It is one small step that can provide a few people a clean and dry place to sleep. St. Johns is a caring community and I can envision a peaceful co-existence and even some mutually beneficial relationships between kids/students in the neighborhood and their pod neighbors.


Tiny home villages are an important part of solving the affordable housing crisis in Portland.


An organized, well-supported, and well-constructed village is a beautiful and vital way of honoring the humanity of our neighbors experiencing homelessness, and getting them started on the path to permanent supportive housing.   


Living in North Portland with my wife and son I realize full well the need for healthy, inclusive community for all neighbors. I believe St Johns village is an answer to long held prayers.

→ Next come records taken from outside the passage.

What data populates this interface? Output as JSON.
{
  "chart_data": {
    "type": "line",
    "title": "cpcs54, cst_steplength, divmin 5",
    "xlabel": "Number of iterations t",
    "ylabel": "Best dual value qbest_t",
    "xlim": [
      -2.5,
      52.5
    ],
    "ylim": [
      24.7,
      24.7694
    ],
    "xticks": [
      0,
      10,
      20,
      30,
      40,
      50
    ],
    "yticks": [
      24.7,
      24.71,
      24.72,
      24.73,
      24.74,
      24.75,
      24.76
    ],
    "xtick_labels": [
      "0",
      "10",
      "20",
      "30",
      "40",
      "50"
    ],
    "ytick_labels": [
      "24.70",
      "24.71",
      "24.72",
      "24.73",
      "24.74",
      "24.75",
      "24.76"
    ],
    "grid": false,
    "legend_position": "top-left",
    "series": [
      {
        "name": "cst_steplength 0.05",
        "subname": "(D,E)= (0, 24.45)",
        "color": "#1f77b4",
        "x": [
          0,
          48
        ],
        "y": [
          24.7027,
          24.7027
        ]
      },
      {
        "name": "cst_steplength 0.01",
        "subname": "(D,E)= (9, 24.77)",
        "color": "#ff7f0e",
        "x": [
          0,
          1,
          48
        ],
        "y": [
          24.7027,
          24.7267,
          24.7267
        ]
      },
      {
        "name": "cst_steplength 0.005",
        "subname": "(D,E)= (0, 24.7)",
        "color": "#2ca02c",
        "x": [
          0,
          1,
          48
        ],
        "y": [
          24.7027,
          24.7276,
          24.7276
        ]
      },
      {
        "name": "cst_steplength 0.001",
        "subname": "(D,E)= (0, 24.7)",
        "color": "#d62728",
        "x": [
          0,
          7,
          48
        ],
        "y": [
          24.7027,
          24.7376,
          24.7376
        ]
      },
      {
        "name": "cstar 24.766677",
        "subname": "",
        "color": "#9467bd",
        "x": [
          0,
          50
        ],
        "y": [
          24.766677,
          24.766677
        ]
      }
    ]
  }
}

I have seen tiny house solutions for unhoused people work well in Eugene (where I used to live). I live in St Johns now and intend to stay in this community. 


It is the right and responsible thing to do. I have seen first hand the positive effect when one has a place to sleep every night with a lock on the door. No more stolen bikes. No more stolen cell phones. The security of a place with a lock is life-changing. It gives one the chance to relax a bit, to bathe, to be able to focus on getting health needs met, to be able to find the resources and to feel hope.


I live in the neighborhood and believe that houselessness cannot be solved by just one thing, but by many people coming together to be innovative and compassionate. The village in St. Johns is both of those things.


This transitional housing project is offering a hand up to help our houseless community overcome barriers and move into more permanent housing. All people deserve to be treated with respect and offered humanity.


Housing is a right for everyone. 


I know of the magnitude of the problem of houselessness in the area and support this effort to provide housing to people.


All people deserve a safe space to sleep. The solution to homelessness is affordable housing. However, shelters such as these are important stop gaps for vulnerable people living on the street. 


I care about the other humans in my community and this is a viable option to helping people secure housing.


We simply have to become the change that we want to see. I want to see the housing crisis in our region be solved and supporting the village is the least of what I can do.